Speaking about artists, her role model is Michelangelo, who was “so good at painting icons on the walls of the church and his works remained among the best artworks for years.” Her Armenian shining examples are the remarkable Martiros Saryan and Armenian-Egyptian cartoonist and caricaturist Alexander Saroukhan.

Rita said she is very influenced by Saroukhan (1898-1977), one of the most distinguished caricaturists in the Arab world. His works were published in Arabic and international newspapers and magazines. “How I wish I had met him, so I would have been able to express how much I admire his intelligence, thoughts, the beauty of his artworks, and his foresight with regard to political events,” exclaims Rita, adding that “His family were always generous in providing me with the information that helped me know him closely.”

She is keen on participating in Ramadaniat, an annual exhibition that takes place to celebrate the holy month of Ramadan. In this respect, it is worth noting that she magnificently portrayed Ramadan’s ambiance as well as influential figures of Egypt, such as the Muslim scholar and jurist Muhammad Metwalli Al-Shaarawi and the musician Sayed Mekawy. “I feel delighted to be one of the artists who capture the beauty of the Egyptian heritage,” comments Rita.

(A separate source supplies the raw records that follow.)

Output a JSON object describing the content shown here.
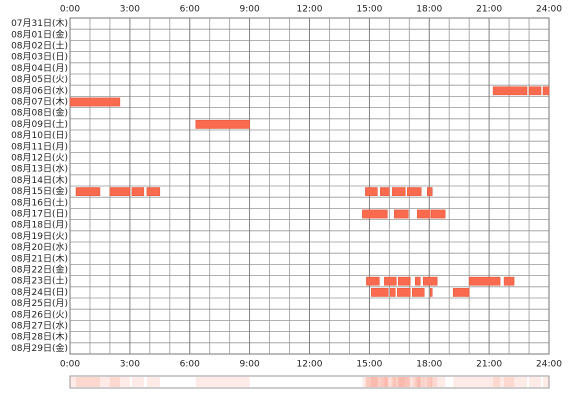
{
  "chart_data": {
    "type": "timeline",
    "color": "#f96a4e",
    "grid": true,
    "xlim": [
      0,
      24
    ],
    "xticks": [
      {
        "value": 0,
        "label": "0:00"
      },
      {
        "value": 3,
        "label": "3:00"
      },
      {
        "value": 6,
        "label": "6:00"
      },
      {
        "value": 9,
        "label": "9:00"
      },
      {
        "value": 12,
        "label": "12:00"
      },
      {
        "value": 15,
        "label": "15:00"
      },
      {
        "value": 18,
        "label": "18:00"
      },
      {
        "value": 21,
        "label": "21:00"
      },
      {
        "value": 24,
        "label": "24:00"
      }
    ],
    "rows": [
      {
        "label": "07月31日(木)",
        "segments": []
      },
      {
        "label": "08月01日(金)",
        "segments": []
      },
      {
        "label": "08月02日(土)",
        "segments": []
      },
      {
        "label": "08月03日(日)",
        "segments": []
      },
      {
        "label": "08月04日(月)",
        "segments": []
      },
      {
        "label": "08月05日(火)",
        "segments": []
      },
      {
        "label": "08月06日(水)",
        "segments": [
          [
            21.2,
            22.9
          ],
          [
            23.0,
            23.6
          ],
          [
            23.7,
            24
          ]
        ]
      },
      {
        "label": "08月07日(木)",
        "segments": [
          [
            0,
            2.5
          ]
        ]
      },
      {
        "label": "08月08日(金)",
        "segments": []
      },
      {
        "label": "08月09日(土)",
        "segments": [
          [
            6.3,
            9.0
          ]
        ]
      },
      {
        "label": "08月10日(日)",
        "segments": []
      },
      {
        "label": "08月11日(月)",
        "segments": []
      },
      {
        "label": "08月12日(火)",
        "segments": []
      },
      {
        "label": "08月13日(水)",
        "segments": []
      },
      {
        "label": "08月14日(木)",
        "segments": []
      },
      {
        "label": "08月15日(金)",
        "segments": [
          [
            0.3,
            1.5
          ],
          [
            2.0,
            3.0
          ],
          [
            3.1,
            3.7
          ],
          [
            3.85,
            4.5
          ],
          [
            14.8,
            15.4
          ],
          [
            15.55,
            16.0
          ],
          [
            16.15,
            16.8
          ],
          [
            16.9,
            17.6
          ],
          [
            17.9,
            18.15
          ]
        ]
      },
      {
        "label": "08月16日(土)",
        "segments": []
      },
      {
        "label": "08月17日(日)",
        "segments": [
          [
            14.65,
            15.9
          ],
          [
            16.25,
            16.95
          ],
          [
            17.4,
            18.05
          ],
          [
            18.1,
            18.8
          ]
        ]
      },
      {
        "label": "08月18日(月)",
        "segments": []
      },
      {
        "label": "08月19日(火)",
        "segments": []
      },
      {
        "label": "08月20日(水)",
        "segments": []
      },
      {
        "label": "08月21日(木)",
        "segments": []
      },
      {
        "label": "08月22日(金)",
        "segments": []
      },
      {
        "label": "08月23日(土)",
        "segments": [
          [
            14.85,
            15.5
          ],
          [
            15.75,
            16.35
          ],
          [
            16.45,
            17.05
          ],
          [
            17.3,
            17.55
          ],
          [
            17.7,
            18.4
          ],
          [
            20.0,
            21.55
          ],
          [
            21.75,
            22.25
          ]
        ]
      },
      {
        "label": "08月24日(日)",
        "segments": [
          [
            15.1,
            15.95
          ],
          [
            16.05,
            16.3
          ],
          [
            16.4,
            17.05
          ],
          [
            17.15,
            17.75
          ],
          [
            18.05,
            18.15
          ],
          [
            19.2,
            20.0
          ]
        ]
      },
      {
        "label": "08月25日(月)",
        "segments": []
      },
      {
        "label": "08月26日(火)",
        "segments": []
      },
      {
        "label": "08月27日(水)",
        "segments": []
      },
      {
        "label": "08月28日(木)",
        "segments": []
      },
      {
        "label": "08月29日(金)",
        "segments": []
      }
    ]
  }
}
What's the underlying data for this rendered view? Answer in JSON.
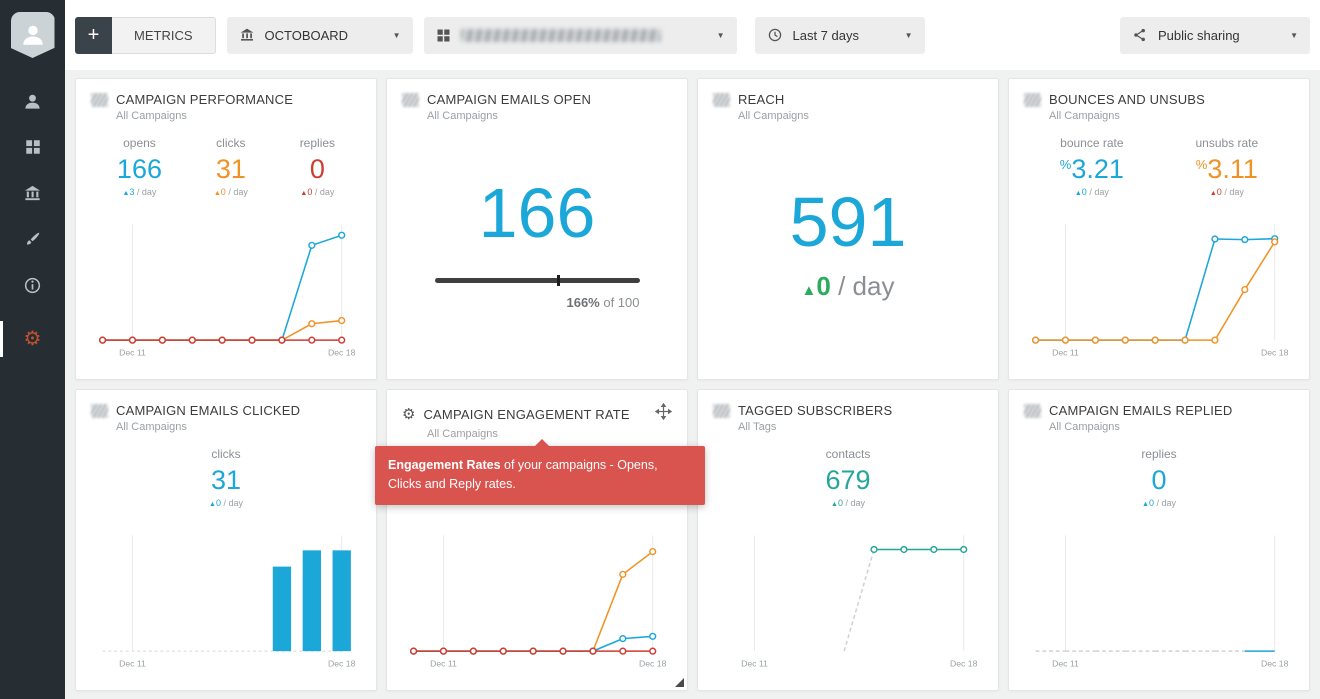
{
  "strings": {
    "up": "▲",
    "per_day": "/ day",
    "percent": "%"
  },
  "colors": {
    "blue": "#1ba7d8",
    "orange": "#ef9327",
    "red": "#ce3c32",
    "teal": "#26a69a",
    "green": "#2bab5d",
    "tooltip_red": "#d9534f",
    "sidebar_bg": "#262d33",
    "active_gear": "#c0512f"
  },
  "topbar": {
    "metrics": {
      "plus": "+",
      "label": "METRICS"
    },
    "board_dropdown": {
      "label": "OCTOBOARD",
      "icon": "bank-icon"
    },
    "account_dropdown": {
      "icon": "grid-icon",
      "blurred": true
    },
    "daterange_dropdown": {
      "label": "Last 7 days",
      "icon": "clock-icon"
    },
    "sharing_dropdown": {
      "label": "Public sharing",
      "icon": "share-icon"
    }
  },
  "sidebar": {
    "icons": [
      "user-icon",
      "dashboard-icon",
      "bank-icon",
      "brush-icon",
      "info-icon",
      "gear-icon"
    ],
    "active_index": 5
  },
  "tooltip": {
    "bold": "Engagement Rates",
    "rest": " of your campaigns - Opens, Clicks and Reply rates."
  },
  "cards": [
    {
      "title": "CAMPAIGN PERFORMANCE",
      "subtitle": "All Campaigns",
      "stats": [
        {
          "label": "opens",
          "value": "166",
          "delta": "3"
        },
        {
          "label": "clicks",
          "value": "31",
          "delta": "0"
        },
        {
          "label": "replies",
          "value": "0",
          "delta": "0"
        }
      ],
      "chart": {
        "type": "line",
        "n": 9,
        "ylim": [
          0,
          180
        ],
        "xticks": [
          {
            "i": 1,
            "t": "Dec 11"
          },
          {
            "i": 8,
            "t": "Dec 18"
          }
        ],
        "series": [
          {
            "name": "opens",
            "color": "#1ba7d8",
            "values": [
              0,
              0,
              0,
              0,
              0,
              0,
              0,
              150,
              166
            ]
          },
          {
            "name": "clicks",
            "color": "#ef9327",
            "values": [
              0,
              0,
              0,
              0,
              0,
              0,
              0,
              26,
              31
            ]
          },
          {
            "name": "replies",
            "color": "#ce3c32",
            "values": [
              0,
              0,
              0,
              0,
              0,
              0,
              0,
              0,
              0
            ]
          }
        ]
      }
    },
    {
      "title": "CAMPAIGN EMAILS OPEN",
      "subtitle": "All Campaigns",
      "big": "166",
      "progress": {
        "bold": "166%",
        "rest": " of 100",
        "marker_percent": 60
      }
    },
    {
      "title": "REACH",
      "subtitle": "All Campaigns",
      "big": "591",
      "delta": "0",
      "delta_suffix": " / day"
    },
    {
      "title": "BOUNCES AND UNSUBS",
      "subtitle": "All Campaigns",
      "stats": [
        {
          "label": "bounce rate",
          "value": "3.21",
          "delta": "0",
          "prefix": "%"
        },
        {
          "label": "unsubs rate",
          "value": "3.11",
          "delta": "0",
          "prefix": "%"
        }
      ],
      "chart": {
        "type": "line",
        "n": 9,
        "ylim": [
          0,
          3.6
        ],
        "xticks": [
          {
            "i": 1,
            "t": "Dec 11"
          },
          {
            "i": 8,
            "t": "Dec 18"
          }
        ],
        "series": [
          {
            "name": "bounce rate",
            "color": "#1ba7d8",
            "values": [
              0,
              0,
              0,
              0,
              0,
              0,
              3.2,
              3.18,
              3.21
            ]
          },
          {
            "name": "unsubs rate",
            "color": "#ef9327",
            "values": [
              0,
              0,
              0,
              0,
              0,
              0,
              0,
              1.6,
              3.11
            ]
          }
        ]
      }
    },
    {
      "title": "CAMPAIGN EMAILS CLICKED",
      "subtitle": "All Campaigns",
      "stats": [
        {
          "label": "clicks",
          "value": "31",
          "delta": "0"
        }
      ],
      "chart": {
        "type": "bar",
        "n": 9,
        "ylim": [
          0,
          35
        ],
        "color": "#1ba7d8",
        "xticks": [
          {
            "i": 1,
            "t": "Dec 11"
          },
          {
            "i": 8,
            "t": "Dec 18"
          }
        ],
        "values": [
          0,
          0,
          0,
          0,
          0,
          0,
          26,
          31,
          31
        ]
      }
    },
    {
      "title": "CAMPAIGN ENGAGEMENT RATE",
      "subtitle": "All Campaigns",
      "chart": {
        "type": "line",
        "n": 9,
        "ylim": [
          0,
          20
        ],
        "xticks": [
          {
            "i": 1,
            "t": "Dec 11"
          },
          {
            "i": 8,
            "t": "Dec 18"
          }
        ],
        "series": [
          {
            "name": "opens rate",
            "color": "#ef9327",
            "values": [
              0,
              0,
              0,
              0,
              0,
              0,
              0,
              13.5,
              17.5
            ]
          },
          {
            "name": "clicks rate",
            "color": "#1ba7d8",
            "values": [
              0,
              0,
              0,
              0,
              0,
              0,
              0,
              2.2,
              2.6
            ]
          },
          {
            "name": "reply rate",
            "color": "#ce3c32",
            "values": [
              0,
              0,
              0,
              0,
              0,
              0,
              0,
              0,
              0
            ]
          }
        ]
      }
    },
    {
      "title": "TAGGED SUBSCRIBERS",
      "subtitle": "All Tags",
      "stats": [
        {
          "label": "contacts",
          "value": "679",
          "delta": "0"
        }
      ],
      "chart": {
        "type": "line",
        "n": 9,
        "ylim": [
          0,
          760
        ],
        "xticks": [
          {
            "i": 1,
            "t": "Dec 11"
          },
          {
            "i": 8,
            "t": "Dec 18"
          }
        ],
        "series": [
          {
            "name": "contacts",
            "color": "#26a69a",
            "values": [
              null,
              null,
              null,
              null,
              0,
              679,
              679,
              679,
              679
            ],
            "dashUntil": 5
          }
        ]
      }
    },
    {
      "title": "CAMPAIGN EMAILS REPLIED",
      "subtitle": "All Campaigns",
      "stats": [
        {
          "label": "replies",
          "value": "0",
          "delta": "0"
        }
      ],
      "chart": {
        "type": "line",
        "n": 9,
        "ylim": [
          0,
          1
        ],
        "xticks": [
          {
            "i": 1,
            "t": "Dec 11"
          },
          {
            "i": 8,
            "t": "Dec 18"
          }
        ],
        "series": [
          {
            "name": "replies",
            "color": "#1ba7d8",
            "values": [
              0,
              0,
              0,
              0,
              0,
              0,
              0,
              0,
              0
            ],
            "dashUntil": 7,
            "markers": false
          }
        ]
      }
    }
  ]
}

Her works of art adorn many of the celebrations of the Armenian community in Egypt. Last year for example, Rita took part with ten acrylic paintings in celebrating the 90th anniversary of the founding of Saint Gregory the Illuminator Armenian Church in Cairo. Her artworks included representations of the church itself, the Holy Family’s journey to Egypt, and important figures of the Armenian Church. The young artist also magnificently revived old iconography. “I was very happy with the trust the church and the Armenian community put in me, as they allowed me to play a role in this great event.”

Not only did she compete at international contests, but she was actively present as well. A case in point was her winning the first prize at the Tolerance Competition organized by the United Arab Emirates (UAE). “I took part because the contest’s theme grabbed my attention, I liked it a lot. I also was eager to do so out of my love for Prince Mohamed bin Rashid as a person and for the UAE.”